Federal judges rarely drop the hammer angrily on a federal agency. But it’s happening quite a bit to President Obama’s administration, especially in cases involving government transparency.
The State Department and Environmental Protection Agency are just two agencies that have flouted the Freedom of Information Act. Last March, Judge Royce Lamberth accused the EPA of “utter indifference” or even “lying” about its FOIA obligations in a case where the agency had stonewalled the release of documents until the 2012 election had passed.
Last July U.S. District Court Judge Richard Leon exploded on government lawyers representing the State Department, who had been dragging their feet about releasing former Secretary of State Hillary Clinton’s emails.
Last week, it happened again. An appellate judge issued a scathing ruling in the IRS targeting scandal — the one that broke into the news cycle all the way back in 2013.
A Treasury inspector general determined that the IRS had delayed applications from conservative nonprofit applicants, and harassed the applicants, on the basis of their apparent conservative political views. Top IRS officials admitted that the targeting had taken place, but tried to shift the blame to rogue employees in the agency’s Cincinnati office.
This week, a lawsuit brought by some of the victimized groups came before a panel of judges in the 6th Circuit Court of Appeals.
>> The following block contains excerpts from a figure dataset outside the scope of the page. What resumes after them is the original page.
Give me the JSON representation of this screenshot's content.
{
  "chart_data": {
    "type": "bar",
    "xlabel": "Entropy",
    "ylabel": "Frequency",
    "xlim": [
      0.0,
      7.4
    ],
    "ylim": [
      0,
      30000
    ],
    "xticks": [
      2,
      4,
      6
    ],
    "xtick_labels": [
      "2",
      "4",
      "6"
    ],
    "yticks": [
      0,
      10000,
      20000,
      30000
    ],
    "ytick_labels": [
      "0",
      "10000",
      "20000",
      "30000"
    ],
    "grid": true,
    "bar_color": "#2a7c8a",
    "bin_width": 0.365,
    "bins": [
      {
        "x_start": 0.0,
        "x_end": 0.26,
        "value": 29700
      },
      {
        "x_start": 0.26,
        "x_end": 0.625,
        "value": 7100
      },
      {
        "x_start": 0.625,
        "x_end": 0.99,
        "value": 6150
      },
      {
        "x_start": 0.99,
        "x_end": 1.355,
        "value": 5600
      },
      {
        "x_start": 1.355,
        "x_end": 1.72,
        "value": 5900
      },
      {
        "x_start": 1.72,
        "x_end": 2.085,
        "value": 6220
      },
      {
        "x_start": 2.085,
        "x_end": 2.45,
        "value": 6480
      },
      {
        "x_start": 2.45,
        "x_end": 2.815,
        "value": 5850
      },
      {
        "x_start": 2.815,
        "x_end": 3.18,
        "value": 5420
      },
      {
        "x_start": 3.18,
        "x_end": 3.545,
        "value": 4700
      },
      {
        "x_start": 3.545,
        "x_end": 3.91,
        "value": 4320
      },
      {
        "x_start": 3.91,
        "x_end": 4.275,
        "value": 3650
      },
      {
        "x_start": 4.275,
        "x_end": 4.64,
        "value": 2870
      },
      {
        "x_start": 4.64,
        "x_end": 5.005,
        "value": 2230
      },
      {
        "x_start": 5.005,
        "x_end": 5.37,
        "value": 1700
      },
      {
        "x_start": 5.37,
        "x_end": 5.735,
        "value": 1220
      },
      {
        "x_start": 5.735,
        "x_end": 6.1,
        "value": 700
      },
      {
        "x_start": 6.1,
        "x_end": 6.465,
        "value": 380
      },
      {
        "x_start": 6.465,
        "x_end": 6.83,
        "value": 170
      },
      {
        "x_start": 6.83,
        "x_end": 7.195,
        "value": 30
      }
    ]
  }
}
The court was enraged by the agency’s pattern of resisting disclosure with every plausible and implausible argument possible.
Writing for the court, Judge Raymond Kethledge observed that thanks to IRS stonewalling “the lawsuit has progressed as slowly as the underlying [nonprofit] applications themselves: at every turn the IRS has resisted the plaintiffs’ requests for information regarding the IRS’s treatment of the plaintiff class, eventually to the open frustration of the district court.”
He also noted that almost a year after being ordered to produce the list of organizations targeted for unfavorable treatment, “the IRS still has not complied with the court’s orders,” and is instead appealing up the chain to get an “extraordinary remedy,” a writ of mandamus, essentially a rebuke to the lower court.
The IRS had begun its resistance to transparency by claiming that the information requested, including even something as simple as the names of the IRS employees involved, was privileged tax return information. After abandoning that ridiculous position, it moved on to one even more disgracefully absurd, that Department of Justice lawyers could not even review the nonprofit application files without violating taxpayer privacy. But the applicable law, Judge Kethledge noted, “expressly allows the Department’s attorneys to review a taxpayer’s return information to the extent the taxpayer ‘is or may be a party to’ a judicial proceeding.”
The IRS then claimed that it would be “unduly burdensome” to figure out which employees were the rogues who processed the applications. When the district court rejected all of these lame excuses, the IRS raised further meritless objections, proceeding from one bogus argument to another until the district judge stated flatly, “You’re just running around in circles and not answering the questions.”
During oral arguments, Judge Kethledge accused the IRS’ attorneys of “studied obstruction” and complained that they were hiding behind laws intended to protect taxpayers and not the agency. His harshest comment, although dryly stated, came at the end of the written ruling. “The lawyers in the Department of Justice have a long and storied tradition of defending the nation’s interests and enforcing its laws … in a manner worthy of the Department’s name,” he wrote. “The conduct of the IRS’s attorneys in the district court falls outside that tradition.”
There is a lot to be said about bureaucrats’ resistance to transparency, and we have said quite a bit about it previously in this space. But the real question now has to be about what the IRS is hiding. Its behavior is desperate, but it clearly prefers to expose itself to ridicule and wrath, both from the public and the judicial bench, than to confess the truth.
The truth must be ugly and it is one that the public deserves to know, and know now. Federal officials under Obama have used the awesome powers of the executive to target people who oppose administration policies. If those officials are rogues, as the administration claimed, then they need to be exposed and sacked, and prosecuted if they have committed crimes.
If, rather, excuses about rogue employees are merely a cover up of systematic targeting of political enemies, then that is a whole lot worse. Unfortunately, it is this chilling latter explanation that is strongly suggested by the administration’s systematic flouting of court orders.
What will the plaintiffs in this case find when the IRS finally obeys the law and hands over the records requested? It seems that the agency is trying to run out the clock and get the Democratic administration through the next general election.
The Obama administration has done it before, and it looks like it is doing it again.